Fiquei feliz por verificar que recuperaste as caixas de diálogo!
Nem me fales em aviões...
E os amigos têm essa magia de revelar o nosso lado tolinho. :))
E não mudes acor do cabelo, que essas boatos é tudo invejas! :))
Bjs :)
E pronto, dizes coisas tão profundas que me puseste a cabeça a andar à roda de tal maneira que até a perdi... e agora é que vai ser uma carga de trabalhos para a encontrar, quanto mais a imortalidade...
Abrço
Tás a ver? Até perdi um "a" ao abraço.
Olá Caçador!
Já tinha reparado que andavas para aí de cabeça perdida, cheguei a pensar que te tinha escapado alguma peça de caça grossa (às vezes penso no impossível :)) ),
fico feliz em ver que já coordenas outra vez as ideias.
(Pensava que tinhas aderido ao acordo ortográfico) :)))
Um abraço (à antiga!)
gostei do post.
Se se pode ganhar a eternidade procriando... vou continuar a trabalhar para isso... afincadamente (mesmo que não procrie!).
Olá mfc!
A tenacidade é uma virtude que tende a perpetuar-nos também. Boa dica! :)
Obrigado pela visita Intruso, espero que nos encontremos mais vezes!
Já dei uma espreitadela nos dois blogues. Gostei do que vi.
Sem dúvida que fui eu quem ficou a ganhar com a "intrusão", pelos dois sítios fantásticos disponibilizados. :)))
Olá CybeRider,
Este teu texto é... fabuloso!
Não será, no entanto, a imortalidade de alguém, 'pertença' de quem imortaliza?...
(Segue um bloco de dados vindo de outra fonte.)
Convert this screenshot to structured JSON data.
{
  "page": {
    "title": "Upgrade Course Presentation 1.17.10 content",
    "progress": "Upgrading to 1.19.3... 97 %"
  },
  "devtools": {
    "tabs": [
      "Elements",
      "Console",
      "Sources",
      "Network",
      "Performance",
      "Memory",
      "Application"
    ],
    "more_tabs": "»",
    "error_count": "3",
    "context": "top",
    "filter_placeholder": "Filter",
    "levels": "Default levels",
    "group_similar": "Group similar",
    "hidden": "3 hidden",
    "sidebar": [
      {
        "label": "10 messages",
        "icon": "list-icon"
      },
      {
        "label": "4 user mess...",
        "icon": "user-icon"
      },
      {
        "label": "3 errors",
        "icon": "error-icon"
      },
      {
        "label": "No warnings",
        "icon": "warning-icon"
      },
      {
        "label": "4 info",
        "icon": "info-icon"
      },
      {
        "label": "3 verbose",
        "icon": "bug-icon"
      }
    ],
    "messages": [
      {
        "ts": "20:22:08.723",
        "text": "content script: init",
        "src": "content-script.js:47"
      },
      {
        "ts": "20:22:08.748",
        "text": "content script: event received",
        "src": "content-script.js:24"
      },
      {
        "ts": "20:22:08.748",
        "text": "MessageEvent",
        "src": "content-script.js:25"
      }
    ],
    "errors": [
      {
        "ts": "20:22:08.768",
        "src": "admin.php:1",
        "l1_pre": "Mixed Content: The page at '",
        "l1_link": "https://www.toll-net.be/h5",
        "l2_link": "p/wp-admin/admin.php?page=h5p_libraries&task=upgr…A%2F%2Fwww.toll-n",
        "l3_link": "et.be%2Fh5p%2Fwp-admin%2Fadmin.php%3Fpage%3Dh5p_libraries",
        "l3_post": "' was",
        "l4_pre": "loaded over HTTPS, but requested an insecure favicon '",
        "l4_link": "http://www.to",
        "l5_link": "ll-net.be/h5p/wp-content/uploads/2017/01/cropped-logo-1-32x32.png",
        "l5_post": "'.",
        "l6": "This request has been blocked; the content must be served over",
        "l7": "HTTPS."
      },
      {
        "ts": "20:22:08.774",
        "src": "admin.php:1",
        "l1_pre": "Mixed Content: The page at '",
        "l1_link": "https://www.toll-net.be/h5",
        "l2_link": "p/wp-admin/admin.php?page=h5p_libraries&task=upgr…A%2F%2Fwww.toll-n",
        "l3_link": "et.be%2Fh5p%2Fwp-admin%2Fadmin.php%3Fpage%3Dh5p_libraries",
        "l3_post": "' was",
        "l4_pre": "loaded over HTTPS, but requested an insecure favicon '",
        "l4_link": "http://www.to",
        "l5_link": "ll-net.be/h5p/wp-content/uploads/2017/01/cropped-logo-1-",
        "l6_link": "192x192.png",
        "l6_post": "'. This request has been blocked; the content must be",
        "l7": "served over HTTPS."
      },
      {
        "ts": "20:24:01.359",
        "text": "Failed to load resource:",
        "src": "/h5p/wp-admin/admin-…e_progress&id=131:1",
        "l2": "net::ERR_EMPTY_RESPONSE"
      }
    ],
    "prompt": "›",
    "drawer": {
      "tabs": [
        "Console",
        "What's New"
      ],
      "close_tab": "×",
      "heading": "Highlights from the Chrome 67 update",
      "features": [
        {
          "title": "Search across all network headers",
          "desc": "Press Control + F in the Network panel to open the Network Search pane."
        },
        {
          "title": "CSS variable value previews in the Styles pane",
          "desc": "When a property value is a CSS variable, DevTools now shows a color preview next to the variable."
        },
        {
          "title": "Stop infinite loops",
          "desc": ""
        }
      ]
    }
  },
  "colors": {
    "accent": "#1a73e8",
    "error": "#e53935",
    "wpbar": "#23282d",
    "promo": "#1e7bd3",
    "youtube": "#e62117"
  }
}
O reconhecer-lhe o gesto, o engrandecê-lo, são medidas que só conhece quem imortaliza. Seria bom dizer-lho, mas questiono-me se, neste caso o autor deste gesto, relevaria o facto de, ao fazer o que fez, se tornar imortal em ti...
Ou terá sido este seu acto, o minimo que ele 'exigirá' (sem sucesso) ao comum dos... Mortais?...
Um abraço.
(os meus comentários vão chegando devagarinho, dado o facto de só há pouco eu ter descoberto... 'O Culpado')
;)))
Olá Gemini,
Ainda bem que gostaste também deste.
Para mim este tem algo de especial (talvez possa dizer o mesmo que quse todos), é que me define a medida de imortalidade, não como algo que não entendo, e que não creio que exista para qualquer ser vivo, mas principalmente nessa medida que tão bem observas: dentro de cada um de nós que imortaliza qualquer coisa de alguém.
Estou certo que se soubéssemos a tal marca que deixamos nos outros, talvez nos fosse mais fácil encarar a possibilidade de tudo no Universo ter que ter um fim (que prefiro a uma utopia vazia de sentido).
Não fico muito pensativo sobre a valorização que ele dará ao seu próprio gesto. Confessei que até aquela data, esse gesto em particular, não me sairia. Mas as pequenas coisas que por vezes sou tentado a fazer por um impulso anímico que pudesse merecer o apreço de alguém, também me são absolutamente gratuitos, e acho que essa é a verdadeira beleza do lado bom que exista em nós.
Mas não são as nossas boas acções que nos tornam a partida mais leve...
Um abraço! ;)))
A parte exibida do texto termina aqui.